Well home today. Need to get back to reality and deal with it all. May call the mental health place again and just tell them that I need some help, but that I can't pay. I don't know.

Well...didn't go see Frank last night. He texted me about 9:30pm and told me to come over, that he was on the way home from the party. He was drunk...can you believe that? Anyhow...I told him that I couldn't see that well after dark and he told me to quit being silly, but I told him that I really couldn't and that I could see him this morning before I left. Well he texted me this morning and told me that I'm a good person, but he's done with our friendship, that he has to do what's best for him.
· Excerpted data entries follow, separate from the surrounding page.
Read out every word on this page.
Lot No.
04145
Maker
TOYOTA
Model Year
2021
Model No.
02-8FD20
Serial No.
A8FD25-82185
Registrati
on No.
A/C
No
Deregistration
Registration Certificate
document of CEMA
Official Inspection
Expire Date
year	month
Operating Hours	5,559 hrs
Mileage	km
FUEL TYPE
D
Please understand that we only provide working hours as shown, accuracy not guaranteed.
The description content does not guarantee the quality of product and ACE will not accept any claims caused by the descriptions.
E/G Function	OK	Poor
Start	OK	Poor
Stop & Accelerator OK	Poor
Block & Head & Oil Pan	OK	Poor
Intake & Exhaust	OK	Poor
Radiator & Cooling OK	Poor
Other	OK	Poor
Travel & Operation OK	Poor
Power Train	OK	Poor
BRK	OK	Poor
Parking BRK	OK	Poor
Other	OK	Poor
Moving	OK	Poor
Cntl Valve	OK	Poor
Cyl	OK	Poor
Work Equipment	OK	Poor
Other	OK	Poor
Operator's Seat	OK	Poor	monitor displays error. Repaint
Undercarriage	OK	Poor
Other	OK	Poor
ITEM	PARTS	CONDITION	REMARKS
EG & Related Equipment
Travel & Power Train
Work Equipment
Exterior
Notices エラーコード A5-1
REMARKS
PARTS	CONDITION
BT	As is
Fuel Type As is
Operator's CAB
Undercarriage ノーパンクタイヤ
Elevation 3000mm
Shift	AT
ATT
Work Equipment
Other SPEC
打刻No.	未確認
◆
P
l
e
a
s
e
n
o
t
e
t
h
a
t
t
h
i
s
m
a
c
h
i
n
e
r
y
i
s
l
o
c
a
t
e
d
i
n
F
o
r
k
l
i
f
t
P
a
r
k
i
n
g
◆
I'm tired of people leaving. Anyway, I texted back and told him that I would miss him, that he was one of the best friends I ever had. He never texted me back. So that's that. Then Darren...he sent me an e-mail yesterday saying that he might have a few minutes to come by this morning, but don't count on it. Why even bother to say that?? So 3 people are out of my life this weekend...Steve, Frank and Darren. I will miss Frank the most, then Darren. Steve...well he can kiss my ass.

Ken came by at 10:00pm last night and stayed until about 1:15am. It was nice. He brought massage oil and gave me a massage!! Then he gave me $40 towards the room...wow!!! He didn't have to do that, but that's soooo cool that he did. It was nice...I like talking to him, cuddling with him, etc. He is on his way to San Diego for business today. Won't be back from there until Wednesday. He has a busy month ahead. So I really don't plan on seeing him or Tom anytime in June. Maybe July or August.

I feel like I"m going to freak out...the money situation is bad. Maybe I should just become a real whore and start charging. I'm only half joking.